The operationalization was immediately put into practice. A critical first step for fostering gender equality is to critically and honestly reflect on our own experiences and attitudes. During Circle of Prejudice exercise, participants had to ask themselves the questions “Was I ever discriminated against based on my sex, gender, or gender identity? Did I ever discriminate someone else based on their sex, gender, or gender identity?”. Colleagues participated eagerly and appreciated the opportunity to reflect on their experience and behaviour. The exercise also brought out the obvious differences in lived experience of women and men when it comes to gender-based discrimination as well as the intersectionality of gender inequality.

Finally, working groups were formed to discuss how different programmes foster gender equality through gender-sensitive or gender-differentiated approach.
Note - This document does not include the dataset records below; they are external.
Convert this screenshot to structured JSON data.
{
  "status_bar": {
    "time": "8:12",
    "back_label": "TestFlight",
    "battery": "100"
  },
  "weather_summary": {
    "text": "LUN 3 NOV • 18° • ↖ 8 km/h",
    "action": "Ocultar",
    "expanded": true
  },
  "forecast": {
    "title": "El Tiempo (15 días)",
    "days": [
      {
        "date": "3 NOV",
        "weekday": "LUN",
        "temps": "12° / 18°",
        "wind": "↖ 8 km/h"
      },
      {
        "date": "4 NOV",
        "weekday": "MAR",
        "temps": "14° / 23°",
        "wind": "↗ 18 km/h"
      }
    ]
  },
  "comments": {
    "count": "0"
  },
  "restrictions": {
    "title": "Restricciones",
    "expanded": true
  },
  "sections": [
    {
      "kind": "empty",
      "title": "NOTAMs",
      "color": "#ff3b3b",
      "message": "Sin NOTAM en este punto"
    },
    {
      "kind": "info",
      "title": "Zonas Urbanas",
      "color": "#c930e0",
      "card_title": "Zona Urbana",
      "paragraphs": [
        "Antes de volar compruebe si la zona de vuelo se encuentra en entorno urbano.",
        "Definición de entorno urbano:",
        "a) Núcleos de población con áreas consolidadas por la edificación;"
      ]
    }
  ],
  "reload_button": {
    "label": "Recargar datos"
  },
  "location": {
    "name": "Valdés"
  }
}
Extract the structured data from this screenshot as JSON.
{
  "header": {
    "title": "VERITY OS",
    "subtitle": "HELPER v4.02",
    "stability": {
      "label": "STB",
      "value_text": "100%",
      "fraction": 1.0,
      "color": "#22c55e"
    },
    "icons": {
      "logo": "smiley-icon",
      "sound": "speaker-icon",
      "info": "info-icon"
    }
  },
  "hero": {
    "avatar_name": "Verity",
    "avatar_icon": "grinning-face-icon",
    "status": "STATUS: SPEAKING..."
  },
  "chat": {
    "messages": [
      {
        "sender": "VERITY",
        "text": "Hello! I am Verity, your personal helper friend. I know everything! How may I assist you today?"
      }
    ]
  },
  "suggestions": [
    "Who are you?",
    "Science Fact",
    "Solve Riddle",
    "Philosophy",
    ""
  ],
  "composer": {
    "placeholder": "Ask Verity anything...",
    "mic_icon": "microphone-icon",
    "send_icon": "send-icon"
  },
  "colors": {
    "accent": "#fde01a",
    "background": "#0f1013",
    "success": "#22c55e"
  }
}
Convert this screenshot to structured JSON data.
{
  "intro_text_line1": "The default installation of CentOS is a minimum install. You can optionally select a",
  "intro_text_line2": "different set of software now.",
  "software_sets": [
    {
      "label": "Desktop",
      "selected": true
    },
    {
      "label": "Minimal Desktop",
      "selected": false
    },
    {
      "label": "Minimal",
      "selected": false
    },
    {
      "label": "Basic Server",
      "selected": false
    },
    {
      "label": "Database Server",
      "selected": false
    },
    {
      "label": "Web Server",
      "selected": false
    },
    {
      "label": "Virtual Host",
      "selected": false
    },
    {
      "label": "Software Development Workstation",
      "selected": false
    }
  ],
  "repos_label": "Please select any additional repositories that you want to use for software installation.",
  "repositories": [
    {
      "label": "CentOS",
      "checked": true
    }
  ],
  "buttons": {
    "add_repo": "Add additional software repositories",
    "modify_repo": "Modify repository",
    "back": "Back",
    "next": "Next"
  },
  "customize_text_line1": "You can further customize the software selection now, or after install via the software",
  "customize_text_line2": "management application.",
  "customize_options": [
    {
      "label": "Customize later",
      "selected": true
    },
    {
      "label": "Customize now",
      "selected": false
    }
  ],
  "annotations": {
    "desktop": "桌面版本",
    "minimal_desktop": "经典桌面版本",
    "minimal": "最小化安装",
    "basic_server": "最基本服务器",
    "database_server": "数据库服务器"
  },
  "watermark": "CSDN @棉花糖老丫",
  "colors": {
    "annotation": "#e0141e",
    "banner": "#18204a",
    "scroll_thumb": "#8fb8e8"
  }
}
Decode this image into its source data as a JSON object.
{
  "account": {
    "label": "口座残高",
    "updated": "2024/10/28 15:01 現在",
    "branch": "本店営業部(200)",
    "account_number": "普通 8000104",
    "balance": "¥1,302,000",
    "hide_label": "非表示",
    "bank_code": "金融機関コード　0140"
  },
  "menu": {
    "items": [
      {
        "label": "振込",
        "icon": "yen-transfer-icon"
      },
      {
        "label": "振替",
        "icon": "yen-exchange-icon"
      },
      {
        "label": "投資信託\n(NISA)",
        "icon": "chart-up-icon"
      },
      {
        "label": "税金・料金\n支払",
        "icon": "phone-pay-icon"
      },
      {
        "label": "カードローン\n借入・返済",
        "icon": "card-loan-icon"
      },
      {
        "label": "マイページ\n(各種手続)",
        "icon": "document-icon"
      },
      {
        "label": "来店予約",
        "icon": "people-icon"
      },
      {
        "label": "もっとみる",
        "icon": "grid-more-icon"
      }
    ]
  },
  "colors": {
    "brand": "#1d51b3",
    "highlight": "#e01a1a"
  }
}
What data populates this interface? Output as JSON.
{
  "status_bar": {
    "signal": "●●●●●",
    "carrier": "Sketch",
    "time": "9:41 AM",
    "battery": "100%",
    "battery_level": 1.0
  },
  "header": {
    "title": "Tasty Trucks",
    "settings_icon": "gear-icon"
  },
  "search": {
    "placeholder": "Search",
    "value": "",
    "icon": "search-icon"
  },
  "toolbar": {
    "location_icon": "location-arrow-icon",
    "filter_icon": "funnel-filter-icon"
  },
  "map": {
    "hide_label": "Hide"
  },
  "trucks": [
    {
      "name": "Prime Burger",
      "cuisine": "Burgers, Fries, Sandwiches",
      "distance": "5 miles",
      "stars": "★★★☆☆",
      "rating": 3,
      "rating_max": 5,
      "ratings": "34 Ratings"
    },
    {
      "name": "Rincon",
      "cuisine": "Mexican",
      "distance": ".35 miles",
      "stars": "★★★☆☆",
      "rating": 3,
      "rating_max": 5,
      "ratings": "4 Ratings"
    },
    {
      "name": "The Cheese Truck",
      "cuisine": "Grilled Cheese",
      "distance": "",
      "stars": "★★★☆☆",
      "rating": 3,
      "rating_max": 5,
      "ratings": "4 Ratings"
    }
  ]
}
Inspiring examples were brought back to the plenary. One group presented on the promotion of gender equality in agricultural TVET. The programme, ATVET for women, strives to amplify and transform women’s role in agricultural production, processing and trade through skills development. The group displayed images of young women driving tractors in the field and included the hashtag #EqualOpportunities. The second presentation consisted of work done by Skills Development for a Green economy (SD4GE), a programme which aims at creating equal opportunities for women focused on training electricians and plumbers in TVET colleges. The group expressed their thoughts through artwork and hashtags such as #LetHerFarm, #LetHerBuild, #LetHerPlumb, #LetHerGovern , #LetHerEverything.

The final group presentation was in a form of a theatre set on the discrimination women experience in male dominated fields. The woman in the play worked in a construction site and was being judged for her dress code and forced to change, only to find out that there were no female bathrooms. This play displayed that there is still a need to advocate for appropriate working conditions for women in predominantly male environments.

At the end of the event, it was clear: GIZ South Africa has the attitude and the action needed to promote gender equality and implement the GIZ Gender Strategy!